FileInputFormat切片机制
FileInputFormat的切片方法getSplits
本示例以1G的一个文件来进行分析,块大小为128M,则1G数据有8个块
public List<InputSplit> getSplits(JobContext job) throws IOException {
long minSize = Math.max(this.getFormatMinSplitSize(), getMinSplitSize(job));//若不进行配置默认是1L
long maxSize = getMaxSplitSize(job);//若进行配置默认是9223372036854775807L
List<InputSplit> splits = new ArrayList();//最终返回的切片信息
List<FileStatus> files = this.listStatus(job);//job任务的文件,本次示例只有一个1G的文件
Iterator i$ = files.iterator();
while(true) {
while(true) {
while(i$.hasNext()) {
FileStatus file = (FileStatus)i$.next();//获取这1G文件
Path path = file.getPath();//获取文件路径
long length = file.getLen();//获取文件大小(1G)
if (length != 0L) {
BlockLocation[] blkLocations;
if (file instanceof LocatedFileStatus) {
blkLocations = ((LocatedFileStatus)file).getBlockLocations();
} else {
FileSystem fs = path.getFileSystem(job.getConfiguration());
blkLocations = fs.getFileBlockLocations(file, 0L, length);//获取这1G文件的块所在位置,1G文件有8个块
}
/**
* //计算切片大小(128M)Math.max(minSize, Math.min(maxSize, blockSize));
* (Math.max(lL, Math.min(9223372036854775807L, 128M));)
*/
if (this.isSplitable(job, path)) {
long blockSize = file.getBlockSize();//获取块大小(128M)

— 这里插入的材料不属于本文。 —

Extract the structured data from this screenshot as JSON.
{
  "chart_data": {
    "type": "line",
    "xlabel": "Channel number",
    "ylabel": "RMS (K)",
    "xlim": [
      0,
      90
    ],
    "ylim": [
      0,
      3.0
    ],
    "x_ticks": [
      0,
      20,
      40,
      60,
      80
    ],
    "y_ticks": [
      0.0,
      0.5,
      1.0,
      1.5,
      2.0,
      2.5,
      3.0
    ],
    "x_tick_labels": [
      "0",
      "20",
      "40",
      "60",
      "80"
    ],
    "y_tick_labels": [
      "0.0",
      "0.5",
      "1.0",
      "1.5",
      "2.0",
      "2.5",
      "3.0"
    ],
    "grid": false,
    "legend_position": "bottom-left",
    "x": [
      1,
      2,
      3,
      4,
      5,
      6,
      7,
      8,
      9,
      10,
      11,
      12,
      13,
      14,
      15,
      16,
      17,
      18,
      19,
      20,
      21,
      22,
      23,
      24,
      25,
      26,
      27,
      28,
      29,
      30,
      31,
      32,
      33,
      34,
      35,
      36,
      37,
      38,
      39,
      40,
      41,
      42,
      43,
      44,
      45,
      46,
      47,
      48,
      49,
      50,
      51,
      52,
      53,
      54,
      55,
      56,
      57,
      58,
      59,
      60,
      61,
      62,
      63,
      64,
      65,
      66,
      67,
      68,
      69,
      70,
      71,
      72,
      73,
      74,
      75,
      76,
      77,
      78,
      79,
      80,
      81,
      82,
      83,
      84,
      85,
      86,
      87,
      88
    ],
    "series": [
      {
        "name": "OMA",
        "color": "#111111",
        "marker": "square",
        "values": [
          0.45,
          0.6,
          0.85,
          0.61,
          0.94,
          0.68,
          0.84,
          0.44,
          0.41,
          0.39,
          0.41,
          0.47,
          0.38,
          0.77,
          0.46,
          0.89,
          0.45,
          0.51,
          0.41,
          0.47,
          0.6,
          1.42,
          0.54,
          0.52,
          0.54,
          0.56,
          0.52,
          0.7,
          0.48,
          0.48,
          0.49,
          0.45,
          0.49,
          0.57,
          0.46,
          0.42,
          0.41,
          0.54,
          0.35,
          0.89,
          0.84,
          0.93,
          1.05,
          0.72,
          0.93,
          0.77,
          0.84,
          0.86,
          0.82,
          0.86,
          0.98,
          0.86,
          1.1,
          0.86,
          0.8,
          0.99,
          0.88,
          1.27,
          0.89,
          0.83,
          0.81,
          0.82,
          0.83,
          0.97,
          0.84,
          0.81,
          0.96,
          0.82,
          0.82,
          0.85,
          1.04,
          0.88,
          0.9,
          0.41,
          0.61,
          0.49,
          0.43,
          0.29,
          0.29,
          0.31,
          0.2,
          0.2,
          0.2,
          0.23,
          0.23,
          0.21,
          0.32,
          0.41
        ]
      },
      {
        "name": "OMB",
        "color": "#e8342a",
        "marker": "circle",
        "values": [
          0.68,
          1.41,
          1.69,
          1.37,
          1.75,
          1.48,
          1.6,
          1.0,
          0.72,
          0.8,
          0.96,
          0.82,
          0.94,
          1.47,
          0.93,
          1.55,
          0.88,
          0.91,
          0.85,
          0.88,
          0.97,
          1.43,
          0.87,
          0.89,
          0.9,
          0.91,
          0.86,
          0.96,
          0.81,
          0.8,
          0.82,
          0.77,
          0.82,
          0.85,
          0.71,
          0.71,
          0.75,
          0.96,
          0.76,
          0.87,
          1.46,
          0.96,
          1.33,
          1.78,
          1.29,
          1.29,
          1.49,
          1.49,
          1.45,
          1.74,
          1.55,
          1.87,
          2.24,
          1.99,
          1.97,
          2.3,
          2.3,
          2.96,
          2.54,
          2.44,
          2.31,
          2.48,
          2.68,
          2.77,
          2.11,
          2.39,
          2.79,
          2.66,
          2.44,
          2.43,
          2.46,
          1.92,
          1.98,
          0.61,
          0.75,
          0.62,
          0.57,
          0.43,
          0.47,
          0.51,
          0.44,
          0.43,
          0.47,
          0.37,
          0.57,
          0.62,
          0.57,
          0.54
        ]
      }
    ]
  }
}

long splitSize = this.computeSplitSize(blockSize, minSize, maxSize);
long bytesRemaining;//文件切片后剩余大小
int blkIndex;//文件块的索引
/**
* 进行切片,每循环一次切一次,若切完后剩余文件大小不大于1.1倍切片大小(128*1.1)时,停止切片
* for循环一次切一次,1G切一次,剩余7/8G,再切一次剩余6/8G,这样可以切7次
*/
for(bytesRemaining = length; (double)bytesRemaining / (double)splitSize > 1.1D; bytesRemaining -= splitSize) {
blkIndex = this.getBlockIndex(blkLocations, length - bytesRemaining);//获取文件块索引
//把每次切好的切片信息保存到splits中
splits.add(this.makeSplit(path, length - bytesRemaining, splitSize, blkLocations[blkIndex].getHosts()));
}
/**
* 切片后剩下的,例:200M数据切了一次剩下200-128=72M,72<128*1.1,此时bytesRemaining=72
* 把剩下的也保存到splits中去
*/
if (bytesRemaining != 0L) {
blkIndex = this.getBlockIndex(blkLocations, length - bytesRemaining);
splits.add(this.makeSplit(path, length - bytesRemaining, bytesRemaining, blkLocations[blkIndex].getHosts()));
}
} else {
splits.add(this.makeSplit(path, 0L, length, blkLocations[0].getHosts()));
}
} else {
splits.add(this.makeSplit(path, 0L, length, new String[0]));
}
}
job.getConfiguration().setLong("mapreduce.input.fileinputformat.numinputfiles", (long)files.size());
LOG.debug("Total # of splits: " + splits.size());
return splits;
}
}